Let me start by saying that I really enjoyed the book, and I now want to read the other books in Stieg Larsson's Millennium Trilogy. However, for the first few chapters of The Girl With The Dragon Tattoo, it felt as though I didn't quite belong- as if I had walked into a French jazz café wearing a wife-beater and pounding out Tupac from a ghetto blaster. I waded into this book and found myself immersed in pretentious left-wing European journalism and financial espionage. I know nothing of this kind of thing, so I felt kind of alienated.
It also seemed to take a long time to pick up the pace and get me excited for what would come next. I can't even remember how long it takes Henrik Vanger to reveal protagonist Mikael Blomkvist's mission to him, and there seemed to be so much fluff in all the detail that it was a bit overwhelming.

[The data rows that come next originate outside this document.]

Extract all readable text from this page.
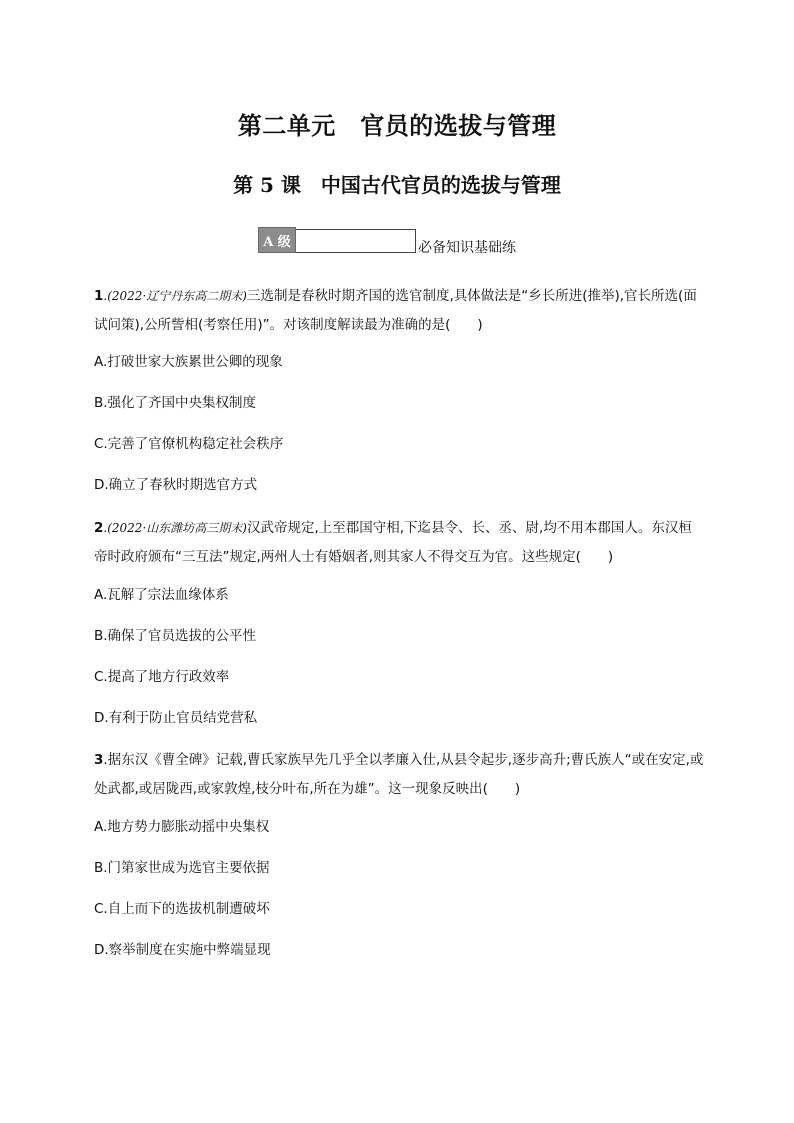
第二单元　官员的选拔与管理
第 5 课　中国古代官员的选拔与管理
A 级	必备知识基础练

1.(2022·辽宁丹东高二期末)三选制是春秋时期齐国的选官制度,具体做法是“乡长所进(推举),官长所选(面试问策),公所訾相(考察任用)”。对该制度解读最为准确的是(　　)

A.打破世家大族累世公卿的现象
B.强化了齐国中央集权制度
C.完善了官僚机构稳定社会秩序
D.确立了春秋时期选官方式

2.(2022·山东潍坊高三期末)汉武帝规定,上至郡国守相,下迄县令、长、丞、尉,均不用本郡国人。东汉桓帝时政府颁布“三互法”规定,两州人士有婚姻者,则其家人不得交互为官。这些规定(　　)

A.瓦解了宗法血缘体系
B.确保了官员选拔的公平性
C.提高了地方行政效率
D.有利于防止官员结党营私

3.据东汉《曹全碑》记载,曹氏家族早先几乎全以孝廉入仕,从县令起步,逐步高升;曹氏族人“或在安定,或处武都,或居陇西,或家敦煌,枝分叶布,所在为雄”。这一现象反映出(　　)

A.地方势力膨胀动摇中央集权
B.门第家世成为选官主要依据
C.自上而下的选拔机制遭破坏
D.察举制度在实施中弊端显现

However, cultural alienation and copious amounts of fluff aside, the book was so well written that I had to keep reading. I was interested in the characters, interested in the premise- and, knowing that the book was quite a bit different to the film, I was interested to see where it would end up. Moreover, while Blomkvist begins to go about his investigation in a meticulous fashion, the titular tattooed femme fatale herself, Lisbeth Salander, had me particularly hooked. You understand quite quickly that she's got more skeletons in her closet than you can shake a stick at, and that it's going to be gripping stuff when they all come tumbling out. Salander's troubled mind becomes very real for the disgusting swine who sexually abuses her, in a gritty act of revenge that will make any man cringe.
Blomkvist and Salander's relationship is brought together better on paper than can ever be accomplished on screen, and it continues to develop as the plot swells into a fittingly nail-biting climax. All the while, Stieg Larsson's attention to detail has brought the story to life in my mind and compelled me to read on right to the end- such a shame, then, that I'd seen it as a film beforehand.
If you enjoy reading novels- crime novels in particular- then I recommend you give this a try. And, take my advice- don't read the film first, because you may just enjoy the book more than I did.